Nesses processos a dopamina tem papel central. Assim vejamos:

  • 1. No cérebro, o neurotransmissor dopamina converte-se primeiro em dopamina aldeído e finalmente em ácido homovanílico.
  • 2. A conversão final é efetuada por um enzima natural chamado acetaldeído desidrogenase.
  • 3. Quando se consome álcool, primeiro ele se converte em acetaldeído e finalmente em dióxido de carbono e água. A conversão final também é efetuada pelo enzima acetaldeído desidrogenase.
  • 4. Isso quer dizer que a dopamina aldeído, naturalmente presente no neurônio compete com o acetaldeído, derivado do álcool, pelo enzima acetaldeído desidrogenase disponível.
  • 5. O acetaldeído, contudo, sofre maior atração pelo enzima que a dopamina aldeído. Como resultado maior quantidade de acetaldeído reage ao enzima e ele é destruído. Essa reação deixa um excesso de dopamina aldeído no cérebro.

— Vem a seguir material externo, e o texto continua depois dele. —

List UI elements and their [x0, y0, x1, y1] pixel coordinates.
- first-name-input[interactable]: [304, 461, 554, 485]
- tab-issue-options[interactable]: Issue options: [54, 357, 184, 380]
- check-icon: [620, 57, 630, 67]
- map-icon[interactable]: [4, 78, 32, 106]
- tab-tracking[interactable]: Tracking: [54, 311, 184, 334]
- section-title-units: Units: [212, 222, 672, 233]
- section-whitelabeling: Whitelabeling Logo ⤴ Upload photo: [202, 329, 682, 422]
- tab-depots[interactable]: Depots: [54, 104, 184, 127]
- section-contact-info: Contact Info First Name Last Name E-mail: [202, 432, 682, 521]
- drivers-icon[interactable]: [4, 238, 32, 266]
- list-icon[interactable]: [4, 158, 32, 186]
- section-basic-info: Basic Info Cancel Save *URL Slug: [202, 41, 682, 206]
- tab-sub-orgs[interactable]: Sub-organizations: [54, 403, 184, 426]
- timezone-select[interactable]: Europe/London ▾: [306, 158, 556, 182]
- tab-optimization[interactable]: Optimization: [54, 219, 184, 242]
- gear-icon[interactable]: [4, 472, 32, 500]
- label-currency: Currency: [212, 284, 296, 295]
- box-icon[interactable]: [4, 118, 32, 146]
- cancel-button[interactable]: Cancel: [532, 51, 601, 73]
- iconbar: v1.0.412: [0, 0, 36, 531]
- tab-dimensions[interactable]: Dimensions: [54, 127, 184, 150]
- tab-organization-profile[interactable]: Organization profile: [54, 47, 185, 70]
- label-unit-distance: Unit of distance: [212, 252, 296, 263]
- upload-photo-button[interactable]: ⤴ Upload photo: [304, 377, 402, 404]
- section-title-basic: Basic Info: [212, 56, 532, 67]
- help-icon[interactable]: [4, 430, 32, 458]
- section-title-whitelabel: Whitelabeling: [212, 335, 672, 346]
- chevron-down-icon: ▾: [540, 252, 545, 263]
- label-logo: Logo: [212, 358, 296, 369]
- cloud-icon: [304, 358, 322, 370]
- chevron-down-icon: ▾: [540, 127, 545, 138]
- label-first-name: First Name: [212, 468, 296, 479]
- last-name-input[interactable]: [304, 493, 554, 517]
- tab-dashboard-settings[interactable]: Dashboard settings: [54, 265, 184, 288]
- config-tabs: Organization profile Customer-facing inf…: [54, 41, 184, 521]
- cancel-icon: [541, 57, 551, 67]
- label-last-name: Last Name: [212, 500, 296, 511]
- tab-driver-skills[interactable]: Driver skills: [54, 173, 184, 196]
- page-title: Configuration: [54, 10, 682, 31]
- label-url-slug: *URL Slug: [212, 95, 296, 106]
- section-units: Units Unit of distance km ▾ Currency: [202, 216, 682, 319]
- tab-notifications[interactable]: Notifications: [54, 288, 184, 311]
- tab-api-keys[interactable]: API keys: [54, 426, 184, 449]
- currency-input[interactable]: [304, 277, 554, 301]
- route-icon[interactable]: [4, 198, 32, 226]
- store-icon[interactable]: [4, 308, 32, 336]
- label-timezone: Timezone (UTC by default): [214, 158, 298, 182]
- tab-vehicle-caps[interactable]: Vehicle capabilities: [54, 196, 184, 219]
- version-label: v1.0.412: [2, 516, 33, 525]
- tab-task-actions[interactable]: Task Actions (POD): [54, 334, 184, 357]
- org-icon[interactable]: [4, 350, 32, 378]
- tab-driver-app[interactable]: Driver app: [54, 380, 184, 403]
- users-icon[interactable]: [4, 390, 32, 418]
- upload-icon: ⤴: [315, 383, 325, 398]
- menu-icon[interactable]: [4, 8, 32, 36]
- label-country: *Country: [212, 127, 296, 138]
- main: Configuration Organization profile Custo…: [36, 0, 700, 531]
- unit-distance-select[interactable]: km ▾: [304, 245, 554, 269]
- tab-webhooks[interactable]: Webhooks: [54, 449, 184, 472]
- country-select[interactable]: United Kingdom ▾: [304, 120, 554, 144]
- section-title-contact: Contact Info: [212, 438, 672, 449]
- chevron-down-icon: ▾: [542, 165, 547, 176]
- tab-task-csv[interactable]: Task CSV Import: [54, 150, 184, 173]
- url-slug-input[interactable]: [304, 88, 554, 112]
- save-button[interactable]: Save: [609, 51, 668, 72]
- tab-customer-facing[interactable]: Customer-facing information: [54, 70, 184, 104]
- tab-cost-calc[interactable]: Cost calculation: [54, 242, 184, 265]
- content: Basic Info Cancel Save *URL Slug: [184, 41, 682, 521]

  • 6. O excesso de dopamina aldeído pode combinar com moléculas dopamínicas não convertidas, produzindo um alcalóide de nome tetra-hidroparaverolina (THP). Este THP parece-se muito com a matéria-prima a partir da qual a papoula produz morfina.

Posteriormente começou-se a reconhecer o significado da serotonina nesses processos. Deu-se apoio bioquímico para o ponto de vista de que álcool e os opiáceos compartilham um mecanismo em comum com os outros dois experimentos. Foi demonstrado que a administração prolongada de morfina em animais incrementava a síntese do neurotransmissor serotonina, o que havia sido implicado na conduta do consumo do álcool.